De duur van deze vervangende hechtenis bedraagt drie dagen voor iedere keer dat niet aan de maatregel wordt voldaan, met een maximum van zes maanden;
- bepaalt dat toepassing van de vervangende hechtenis de verplichtingen ingevolge de opgelegde maatregel niet opheft;
- beveelt dat de opgelegde maatregel dadelijk uitvoerbaar is omdat er ernstig rekening mee moet worden gehouden dat verdachte zich belastend zal gedragen jegens [slachtoffer] ;
Benadeelde partij
- veroordeelt verdachte tot betaling aan de benadeelde partij [slachtoffer] van
€ 1.000,- aan immateriële schade, vermeerderd met de wettelijke rente vanaf 5 oktober 2023 tot aan de dag van volledige betaling;
- veroordeelt verdachte in de kosten van de benadeelde partij tot nu toe gemaakt en ten behoeve van de tenuitvoerlegging nog te maken, tot nu toe begroot op nihil;
- verklaart de benadeelde partij in het overige gedeelte van de vordering niet-ontvankelijk en bepaalt dat de vordering voor dat gedeelte bij de burgerlijke rechter kan worden aangebracht;
- legt aan verdachte de verplichting op aan de Staat, ten behoeve van het [slachtoffer] € 1.000,- te betalen, vermeerderd met de wettelijke rente vanaf 5 oktober 2023 tot aan de dag van volledige betaling;
- bepaalt dat bij niet-betaling
20 dagengijzeling kan worden toegepast, met dien verstande dat toepassing van de gijzeling de betalingsverplichting niet opheft;
- bepaalt dat bij voldoening van de schadevergoedingsmaatregel de betalingsverplichting aan de benadeelde partij vervalt en omgekeerd.
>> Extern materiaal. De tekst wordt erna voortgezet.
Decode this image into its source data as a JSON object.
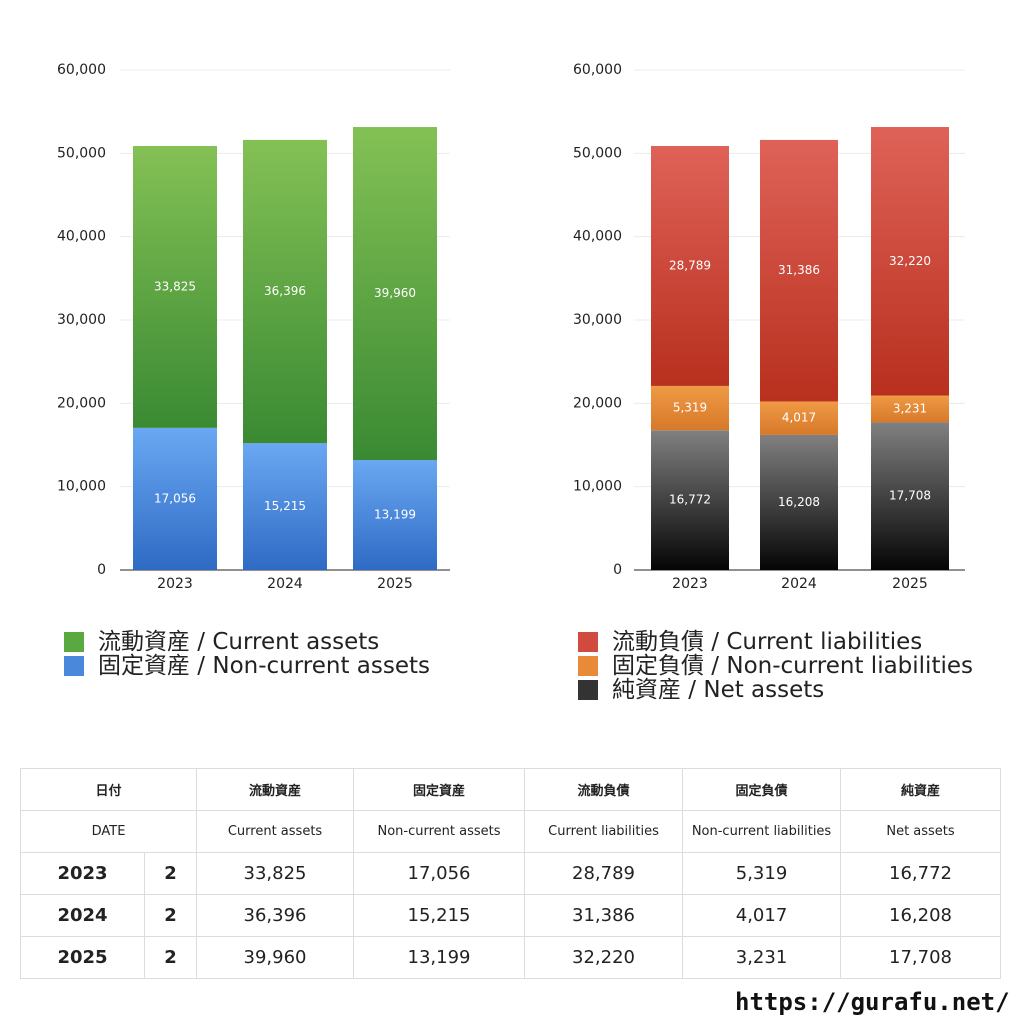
{
  "chart_data": [
    {
      "type": "bar",
      "stacked": true,
      "categories": [
        "2023",
        "2024",
        "2025"
      ],
      "ylim": [
        0,
        60000
      ],
      "yticks": [
        "0",
        "10,000",
        "20,000",
        "30,000",
        "40,000",
        "50,000",
        "60,000"
      ],
      "grid": true,
      "series": [
        {
          "name": "固定資産 / Non-current assets",
          "values": [
            17056,
            15215,
            13199
          ],
          "labels": [
            "17,056",
            "15,215",
            "13,199"
          ],
          "color_top": "#6aa8f2",
          "color_bottom": "#2f6ac4"
        },
        {
          "name": "流動資産 / Current assets",
          "values": [
            33825,
            36396,
            39960
          ],
          "labels": [
            "33,825",
            "36,396",
            "39,960"
          ],
          "color_top": "#84c155",
          "color_bottom": "#3a8a33"
        }
      ]
    },
    {
      "type": "bar",
      "stacked": true,
      "categories": [
        "2023",
        "2024",
        "2025"
      ],
      "ylim": [
        0,
        60000
      ],
      "yticks": [
        "0",
        "10,000",
        "20,000",
        "30,000",
        "40,000",
        "50,000",
        "60,000"
      ],
      "grid": true,
      "series": [
        {
          "name": "純資産 / Net assets",
          "values": [
            16772,
            16208,
            17708
          ],
          "labels": [
            "16,772",
            "16,208",
            "17,708"
          ],
          "color_top": "#808080",
          "color_bottom": "#050505"
        },
        {
          "name": "固定負債 / Non-current liabilities",
          "values": [
            5319,
            4017,
            3231
          ],
          "labels": [
            "5,319",
            "4,017",
            "3,231"
          ],
          "color_top": "#f09a45",
          "color_bottom": "#d6792a"
        },
        {
          "name": "流動負債 / Current liabilities",
          "values": [
            28789,
            31386,
            32220
          ],
          "labels": [
            "28,789",
            "31,386",
            "32,220"
          ],
          "color_top": "#df6258",
          "color_bottom": "#b8301e"
        }
      ]
    }
  ],
  "legend_left": [
    {
      "label": "流動資産 / Current assets",
      "color": "#5aa840"
    },
    {
      "label": "固定資産 / Non-current assets",
      "color": "#4a88dc"
    }
  ],
  "legend_right": [
    {
      "label": "流動負債 / Current liabilities",
      "color": "#d04a3e"
    },
    {
      "label": "固定負債 / Non-current liabilities",
      "color": "#e88a38"
    },
    {
      "label": "純資産 / Net assets",
      "color": "#333333"
    }
  ],
  "table": {
    "headers_jp": [
      "日付",
      "流動資産",
      "固定資産",
      "流動負債",
      "固定負債",
      "純資産"
    ],
    "headers_en": [
      "DATE",
      "Current assets",
      "Non-current assets",
      "Current liabilities",
      "Non-current liabilities",
      "Net assets"
    ],
    "rows": [
      {
        "year": "2023",
        "count": "2",
        "values": [
          "33,825",
          "17,056",
          "28,789",
          "5,319",
          "16,772"
        ]
      },
      {
        "year": "2024",
        "count": "2",
        "values": [
          "36,396",
          "15,215",
          "31,386",
          "4,017",
          "16,208"
        ]
      },
      {
        "year": "2025",
        "count": "2",
        "values": [
          "39,960",
          "13,199",
          "32,220",
          "3,231",
          "17,708"
        ]
      }
    ]
  },
  "site": "https://gurafu.net/"
}
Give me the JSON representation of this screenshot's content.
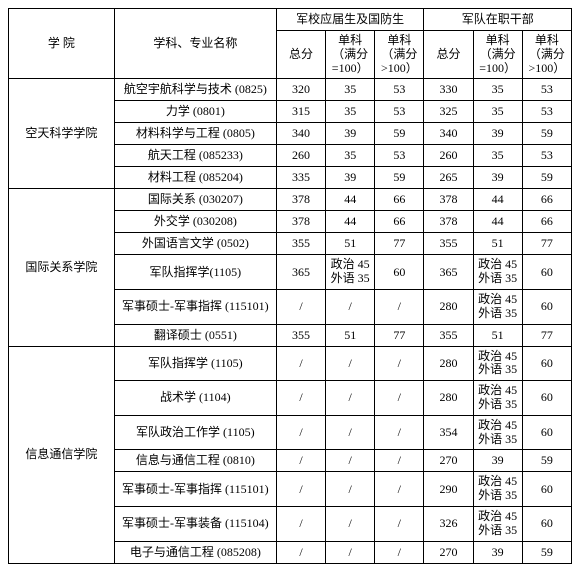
{
  "headers": {
    "institute": "学  院",
    "major": "学科、专业名称",
    "groupA": "军校应届生及国防生",
    "groupB": "军队在职干部",
    "total": "总分",
    "scoreEq": "单科（满分=100）",
    "scoreGt": "单科（满分>100）"
  },
  "institutes": [
    {
      "name": "空天科学学院",
      "rows": [
        {
          "major": "航空宇航科学与技术 (0825)",
          "a_total": "320",
          "a_eq": "35",
          "a_gt": "53",
          "b_total": "330",
          "b_eq": "35",
          "b_gt": "53"
        },
        {
          "major": "力学 (0801)",
          "a_total": "315",
          "a_eq": "35",
          "a_gt": "53",
          "b_total": "325",
          "b_eq": "35",
          "b_gt": "53"
        },
        {
          "major": "材料科学与工程 (0805)",
          "a_total": "340",
          "a_eq": "39",
          "a_gt": "59",
          "b_total": "340",
          "b_eq": "39",
          "b_gt": "59"
        },
        {
          "major": "航天工程 (085233)",
          "a_total": "260",
          "a_eq": "35",
          "a_gt": "53",
          "b_total": "260",
          "b_eq": "35",
          "b_gt": "53"
        },
        {
          "major": "材料工程 (085204)",
          "a_total": "335",
          "a_eq": "39",
          "a_gt": "59",
          "b_total": "265",
          "b_eq": "39",
          "b_gt": "59"
        }
      ]
    },
    {
      "name": "国际关系学院",
      "rows": [
        {
          "major": "国际关系 (030207)",
          "a_total": "378",
          "a_eq": "44",
          "a_gt": "66",
          "b_total": "378",
          "b_eq": "44",
          "b_gt": "66"
        },
        {
          "major": "外交学 (030208)",
          "a_total": "378",
          "a_eq": "44",
          "a_gt": "66",
          "b_total": "378",
          "b_eq": "44",
          "b_gt": "66"
        },
        {
          "major": "外国语言文学 (0502)",
          "a_total": "355",
          "a_eq": "51",
          "a_gt": "77",
          "b_total": "355",
          "b_eq": "51",
          "b_gt": "77"
        },
        {
          "major": "军队指挥学(1105)",
          "a_total": "365",
          "a_eq": "政治 45\n外语 35",
          "a_gt": "60",
          "b_total": "365",
          "b_eq": "政治 45\n外语 35",
          "b_gt": "60"
        },
        {
          "major": "军事硕士-军事指挥 (115101)",
          "a_total": "/",
          "a_eq": "/",
          "a_gt": "/",
          "b_total": "280",
          "b_eq": "政治 45\n外语 35",
          "b_gt": "60"
        },
        {
          "major": "翻译硕士 (0551)",
          "a_total": "355",
          "a_eq": "51",
          "a_gt": "77",
          "b_total": "355",
          "b_eq": "51",
          "b_gt": "77"
        }
      ]
    },
    {
      "name": "信息通信学院",
      "rows": [
        {
          "major": "军队指挥学 (1105)",
          "a_total": "/",
          "a_eq": "/",
          "a_gt": "/",
          "b_total": "280",
          "b_eq": "政治 45\n外语 35",
          "b_gt": "60"
        },
        {
          "major": "战术学 (1104)",
          "a_total": "/",
          "a_eq": "/",
          "a_gt": "/",
          "b_total": "280",
          "b_eq": "政治 45\n外语 35",
          "b_gt": "60"
        },
        {
          "major": "军队政治工作学 (1105)",
          "a_total": "/",
          "a_eq": "/",
          "a_gt": "/",
          "b_total": "354",
          "b_eq": "政治 45\n外语 35",
          "b_gt": "60"
        },
        {
          "major": "信息与通信工程 (0810)",
          "a_total": "/",
          "a_eq": "/",
          "a_gt": "/",
          "b_total": "270",
          "b_eq": "39",
          "b_gt": "59"
        },
        {
          "major": "军事硕士-军事指挥 (115101)",
          "a_total": "/",
          "a_eq": "/",
          "a_gt": "/",
          "b_total": "290",
          "b_eq": "政治 45\n外语 35",
          "b_gt": "60"
        },
        {
          "major": "军事硕士-军事装备 (115104)",
          "a_total": "/",
          "a_eq": "/",
          "a_gt": "/",
          "b_total": "326",
          "b_eq": "政治 45\n外语 35",
          "b_gt": "60"
        },
        {
          "major": "电子与通信工程 (085208)",
          "a_total": "/",
          "a_eq": "/",
          "a_gt": "/",
          "b_total": "270",
          "b_eq": "39",
          "b_gt": "59"
        }
      ]
    }
  ]
}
Dit vonnis is gewezen door mr. K. Verschueren, voorzitter, mr. N. van der Ploeg-Hogervorst en mr. A.B. Scheltema Beduin, rechters, in tegenwoordigheid van mr. M.R. Tafazzul, griffier, en is uitgesproken ter openbare zitting op 2 oktober2024.
De voorzitter en de griffier zijn niet in de gelegenheid dit vonnis mede te ondertekenen.